By 2006, 13 NFL teams played in home stadiums with artificial fields.

But that may not make players happy. According to a 2007 report by the NFL Players Association, 61 percent of 1,511 players polled had negative reviews of artificial surfaces, with many believing artificial surfaces were more likely to cause injury and shorten players' careers.

There may be something to that. A 2005 New England Journal of Medicine study found a high rate of methicillin-resistant staphylococcus, or MRSA, bacterial infection in artificial-turf scrapes among St. Louis Rams players, though it blamed the transmission of the bacteria on sloppy hygiene rather than the turf itself.

There's also "turf toe," a common athletic injury to the big toe made more likely by hard surfaces, such as older forms of artificial turf.

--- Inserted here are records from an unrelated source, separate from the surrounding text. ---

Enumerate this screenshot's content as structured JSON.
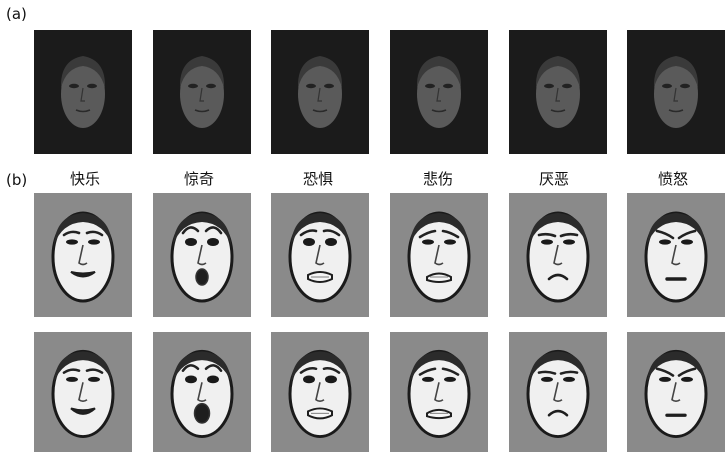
{
  "panels": {
    "a": {
      "label": "(a)"
    },
    "b": {
      "label": "(b)"
    }
  },
  "emotions": [
    {
      "label": "快乐",
      "expression": "happy"
    },
    {
      "label": "惊奇",
      "expression": "surprise"
    },
    {
      "label": "恐惧",
      "expression": "fear"
    },
    {
      "label": "悲伤",
      "expression": "sad"
    },
    {
      "label": "厌恶",
      "expression": "disgust"
    },
    {
      "label": "愤怒",
      "expression": "anger"
    }
  ],
  "colors": {
    "dark_background": "#1b1b1b",
    "dark_face": "#5a5a5a",
    "gray_background": "#8a8a8a",
    "face_fill": "#f0f0f0",
    "face_edge": "#1a1a1a"
  }
}
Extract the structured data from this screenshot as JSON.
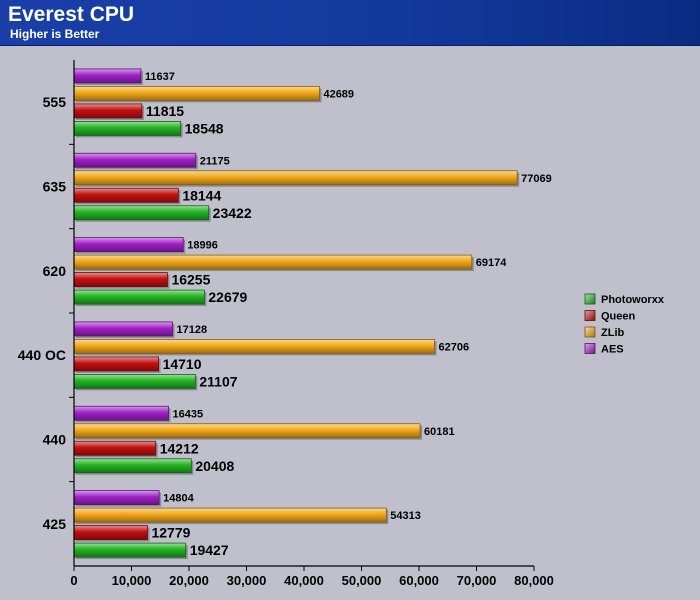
{
  "header": {
    "title": "Everest CPU",
    "subtitle": "Higher is Better"
  },
  "colors": {
    "background": "#c0c0cc",
    "header": "#123a9e",
    "plot_area": "#c0c0cc"
  },
  "chart_data": {
    "type": "bar",
    "orientation": "horizontal",
    "title": "Everest CPU",
    "subtitle": "Higher is Better",
    "xlabel": "",
    "ylabel": "",
    "xlim": [
      0,
      80000
    ],
    "x_ticks": [
      0,
      10000,
      20000,
      30000,
      40000,
      50000,
      60000,
      70000,
      80000
    ],
    "x_tick_labels": [
      "0",
      "10,000",
      "20,000",
      "30,000",
      "40,000",
      "50,000",
      "60,000",
      "70,000",
      "80,000"
    ],
    "categories": [
      "555",
      "635",
      "620",
      "440 OC",
      "440",
      "425"
    ],
    "series": [
      {
        "name": "Photoworxx",
        "color": "#22b422",
        "values": [
          18548,
          23422,
          22679,
          21107,
          20408,
          19427
        ]
      },
      {
        "name": "Queen",
        "color": "#c41010",
        "values": [
          11815,
          18144,
          16255,
          14710,
          14212,
          12779
        ]
      },
      {
        "name": "ZLib",
        "color": "#f2a818",
        "values": [
          42689,
          77069,
          69174,
          62706,
          60181,
          54313
        ]
      },
      {
        "name": "AES",
        "color": "#a020c8",
        "values": [
          11637,
          21175,
          18996,
          17128,
          16435,
          14804
        ]
      }
    ],
    "bar_order_top_to_bottom": [
      "AES",
      "ZLib",
      "Queen",
      "Photoworxx"
    ],
    "data_label_size": {
      "AES": "small",
      "ZLib": "small",
      "Queen": "large",
      "Photoworxx": "large"
    },
    "legend": {
      "position": "right",
      "entries": [
        "Photoworxx",
        "Queen",
        "ZLib",
        "AES"
      ]
    },
    "grid": false
  }
}
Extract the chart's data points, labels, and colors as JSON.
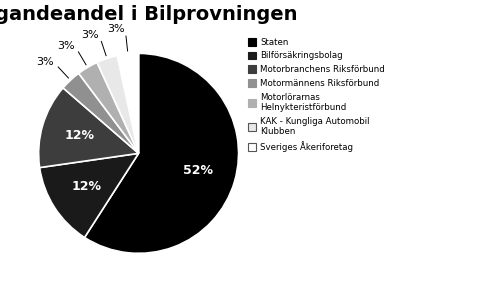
{
  "title": "Ägandeandel i Bilprovningen",
  "slices": [
    52,
    12,
    12,
    3,
    3,
    3,
    3
  ],
  "pct_labels": [
    "52%",
    "12%",
    "12%",
    "3%",
    "3%",
    "3%",
    "3%"
  ],
  "colors": [
    "#000000",
    "#1a1a1a",
    "#3d3d3d",
    "#909090",
    "#b0b0b0",
    "#e8e8e8",
    "#ffffff"
  ],
  "wedge_edgecolor": "white",
  "legend_labels": [
    "Staten",
    "Bilförsäkringsbolag",
    "Motorbranchens Riksförbund",
    "Motormännens Riksförbund",
    "Motorlörarnas\nHelnykteristförbund",
    "KAK - Kungliga Automobil\nKlubben",
    "Sveriges Åkeriforetag"
  ],
  "legend_facecolors": [
    "#000000",
    "#1a1a1a",
    "#3d3d3d",
    "#909090",
    "#b0b0b0",
    "#e8e8e8",
    "#ffffff"
  ],
  "legend_edgecolors": [
    "#000000",
    "#1a1a1a",
    "#3d3d3d",
    "#909090",
    "#b0b0b0",
    "#555555",
    "#555555"
  ],
  "startangle": 90,
  "title_fontsize": 14,
  "label_fontsize": 9,
  "inside_label_color": "white",
  "outside_label_color": "black"
}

Then there's the problem of cleaning the stuff. Blood, sweat and spit are easily absorbed by natural soil, but on artificial turf they've got to be swabbed down with disinfectants and detergents, then mopped up.

Perhaps the biggest environmental hazard from artificial turf is in its disposal, Wood says.

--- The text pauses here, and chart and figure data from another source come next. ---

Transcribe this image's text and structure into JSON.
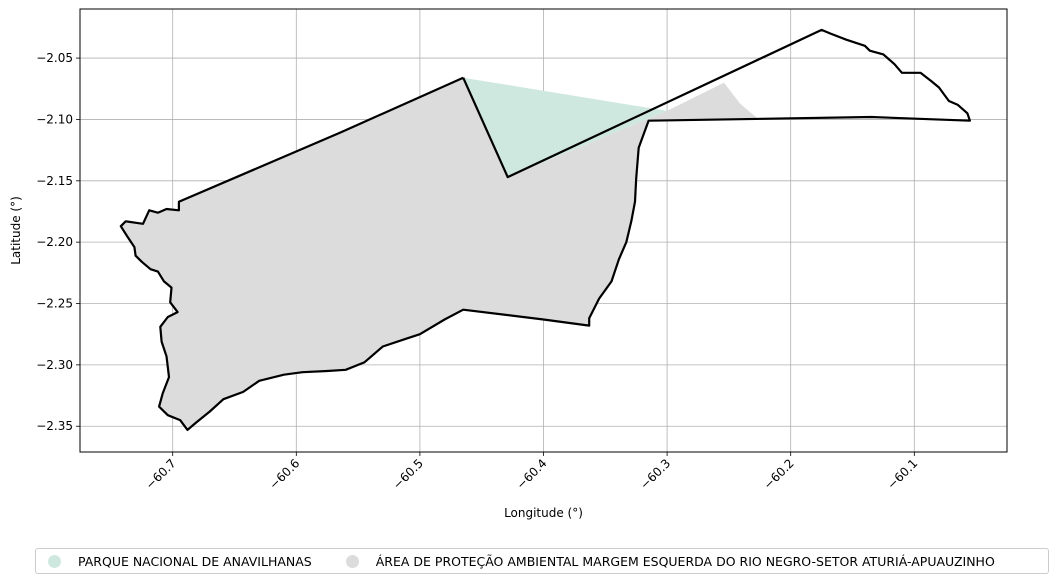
{
  "chart_data": {
    "type": "map",
    "xlabel": "Longitude (°)",
    "ylabel": "Latitude (°)",
    "xlim": [
      -60.775,
      -60.025
    ],
    "ylim": [
      -2.371,
      -2.01
    ],
    "xticks": [
      -60.7,
      -60.6,
      -60.5,
      -60.4,
      -60.3,
      -60.2,
      -60.1
    ],
    "xtick_labels": [
      "−60.7",
      "−60.6",
      "−60.5",
      "−60.4",
      "−60.3",
      "−60.2",
      "−60.1"
    ],
    "yticks": [
      -2.05,
      -2.1,
      -2.15,
      -2.2,
      -2.25,
      -2.3,
      -2.35
    ],
    "ytick_labels": [
      "−2.05",
      "−2.10",
      "−2.15",
      "−2.20",
      "−2.25",
      "−2.30",
      "−2.35"
    ],
    "grid": true,
    "legend_position": "bottom",
    "series": [
      {
        "name": "PARQUE NACIONAL DE ANAVILHANAS",
        "color": "#cfe8df",
        "coords": [
          [
            -60.465,
            -2.066
          ],
          [
            -60.429,
            -2.147
          ],
          [
            -60.3,
            -2.093
          ],
          [
            -60.465,
            -2.066
          ]
        ]
      },
      {
        "name": "ÁREA DE PROTEÇÃO AMBIENTAL MARGEM ESQUERDA DO RIO NEGRO-SETOR ATURIÁ-APUAUZINHO",
        "color": "#dcdcdc",
        "coords": [
          [
            -60.465,
            -2.066
          ],
          [
            -60.565,
            -2.111
          ],
          [
            -60.695,
            -2.167
          ],
          [
            -60.695,
            -2.174
          ],
          [
            -60.705,
            -2.173
          ],
          [
            -60.712,
            -2.176
          ],
          [
            -60.719,
            -2.174
          ],
          [
            -60.724,
            -2.185
          ],
          [
            -60.738,
            -2.183
          ],
          [
            -60.742,
            -2.187
          ],
          [
            -60.737,
            -2.195
          ],
          [
            -60.731,
            -2.204
          ],
          [
            -60.73,
            -2.211
          ],
          [
            -60.725,
            -2.216
          ],
          [
            -60.718,
            -2.222
          ],
          [
            -60.712,
            -2.224
          ],
          [
            -60.707,
            -2.232
          ],
          [
            -60.701,
            -2.237
          ],
          [
            -60.702,
            -2.249
          ],
          [
            -60.696,
            -2.257
          ],
          [
            -60.704,
            -2.261
          ],
          [
            -60.71,
            -2.269
          ],
          [
            -60.709,
            -2.281
          ],
          [
            -60.705,
            -2.293
          ],
          [
            -60.703,
            -2.31
          ],
          [
            -60.708,
            -2.323
          ],
          [
            -60.711,
            -2.334
          ],
          [
            -60.704,
            -2.341
          ],
          [
            -60.694,
            -2.345
          ],
          [
            -60.688,
            -2.353
          ],
          [
            -60.681,
            -2.347
          ],
          [
            -60.67,
            -2.338
          ],
          [
            -60.659,
            -2.328
          ],
          [
            -60.643,
            -2.322
          ],
          [
            -60.63,
            -2.313
          ],
          [
            -60.61,
            -2.308
          ],
          [
            -60.595,
            -2.306
          ],
          [
            -60.575,
            -2.305
          ],
          [
            -60.56,
            -2.304
          ],
          [
            -60.545,
            -2.298
          ],
          [
            -60.53,
            -2.285
          ],
          [
            -60.512,
            -2.279
          ],
          [
            -60.5,
            -2.275
          ],
          [
            -60.48,
            -2.263
          ],
          [
            -60.465,
            -2.255
          ],
          [
            -60.4,
            -2.263
          ],
          [
            -60.363,
            -2.268
          ],
          [
            -60.363,
            -2.262
          ],
          [
            -60.355,
            -2.246
          ],
          [
            -60.345,
            -2.232
          ],
          [
            -60.339,
            -2.214
          ],
          [
            -60.333,
            -2.2
          ],
          [
            -60.329,
            -2.183
          ],
          [
            -60.326,
            -2.167
          ],
          [
            -60.325,
            -2.148
          ],
          [
            -60.323,
            -2.123
          ],
          [
            -60.315,
            -2.101
          ],
          [
            -60.227,
            -2.099
          ],
          [
            -60.241,
            -2.087
          ],
          [
            -60.254,
            -2.07
          ],
          [
            -60.3,
            -2.093
          ],
          [
            -60.429,
            -2.147
          ],
          [
            -60.465,
            -2.066
          ]
        ]
      }
    ],
    "boundaries": [
      [
        [
          -60.465,
          -2.066
        ],
        [
          -60.565,
          -2.111
        ],
        [
          -60.695,
          -2.167
        ],
        [
          -60.695,
          -2.174
        ],
        [
          -60.705,
          -2.173
        ],
        [
          -60.712,
          -2.176
        ],
        [
          -60.719,
          -2.174
        ],
        [
          -60.724,
          -2.185
        ],
        [
          -60.738,
          -2.183
        ],
        [
          -60.742,
          -2.187
        ],
        [
          -60.737,
          -2.195
        ],
        [
          -60.731,
          -2.204
        ],
        [
          -60.73,
          -2.211
        ],
        [
          -60.725,
          -2.216
        ],
        [
          -60.718,
          -2.222
        ],
        [
          -60.712,
          -2.224
        ],
        [
          -60.707,
          -2.232
        ],
        [
          -60.701,
          -2.237
        ],
        [
          -60.702,
          -2.249
        ],
        [
          -60.696,
          -2.257
        ],
        [
          -60.704,
          -2.261
        ],
        [
          -60.71,
          -2.269
        ],
        [
          -60.709,
          -2.281
        ],
        [
          -60.705,
          -2.293
        ],
        [
          -60.703,
          -2.31
        ],
        [
          -60.708,
          -2.323
        ],
        [
          -60.711,
          -2.334
        ],
        [
          -60.704,
          -2.341
        ],
        [
          -60.694,
          -2.345
        ],
        [
          -60.688,
          -2.353
        ],
        [
          -60.681,
          -2.347
        ],
        [
          -60.67,
          -2.338
        ],
        [
          -60.659,
          -2.328
        ],
        [
          -60.643,
          -2.322
        ],
        [
          -60.63,
          -2.313
        ],
        [
          -60.61,
          -2.308
        ],
        [
          -60.595,
          -2.306
        ],
        [
          -60.575,
          -2.305
        ],
        [
          -60.56,
          -2.304
        ],
        [
          -60.545,
          -2.298
        ],
        [
          -60.53,
          -2.285
        ],
        [
          -60.512,
          -2.279
        ],
        [
          -60.5,
          -2.275
        ],
        [
          -60.48,
          -2.263
        ],
        [
          -60.465,
          -2.255
        ],
        [
          -60.4,
          -2.263
        ],
        [
          -60.363,
          -2.268
        ],
        [
          -60.363,
          -2.262
        ],
        [
          -60.355,
          -2.246
        ],
        [
          -60.345,
          -2.232
        ],
        [
          -60.339,
          -2.214
        ],
        [
          -60.333,
          -2.2
        ],
        [
          -60.329,
          -2.183
        ],
        [
          -60.326,
          -2.167
        ],
        [
          -60.325,
          -2.148
        ],
        [
          -60.323,
          -2.123
        ],
        [
          -60.315,
          -2.101
        ],
        [
          -60.135,
          -2.098
        ],
        [
          -60.055,
          -2.101
        ],
        [
          -60.057,
          -2.095
        ],
        [
          -60.065,
          -2.088
        ],
        [
          -60.072,
          -2.085
        ],
        [
          -60.08,
          -2.074
        ],
        [
          -60.086,
          -2.069
        ],
        [
          -60.095,
          -2.062
        ],
        [
          -60.102,
          -2.062
        ],
        [
          -60.11,
          -2.062
        ],
        [
          -60.116,
          -2.055
        ],
        [
          -60.125,
          -2.047
        ],
        [
          -60.136,
          -2.044
        ],
        [
          -60.14,
          -2.04
        ],
        [
          -60.155,
          -2.035
        ],
        [
          -60.168,
          -2.03
        ],
        [
          -60.175,
          -2.027
        ],
        [
          -60.429,
          -2.147
        ],
        [
          -60.465,
          -2.066
        ]
      ]
    ]
  }
}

Synthetic turf on school athletic fields needs to be completely replaced after eight to 12 years, but the old turf will never disintegrate, she points out, adding that it's already been banned by some landfills.

Still, Wood admits that fake grass is the right choice for certain locations, such as indoor or domed fields and urban playgrounds that have blacktop or concrete lying beneath.

Both artificial-turf proponents and environmentalists agree on one thing: It's still early in the game for a firm conclusion on its impact on health and the immediate surroundings.

"There's a lot of pressure [to come up with a solid answer]," says Neil Lewis, executive director at Neighborhood Network, a non-profit environmental organization on New York's suburban Long Island. "And we are doing this without a lot of information, which I think is a mistake."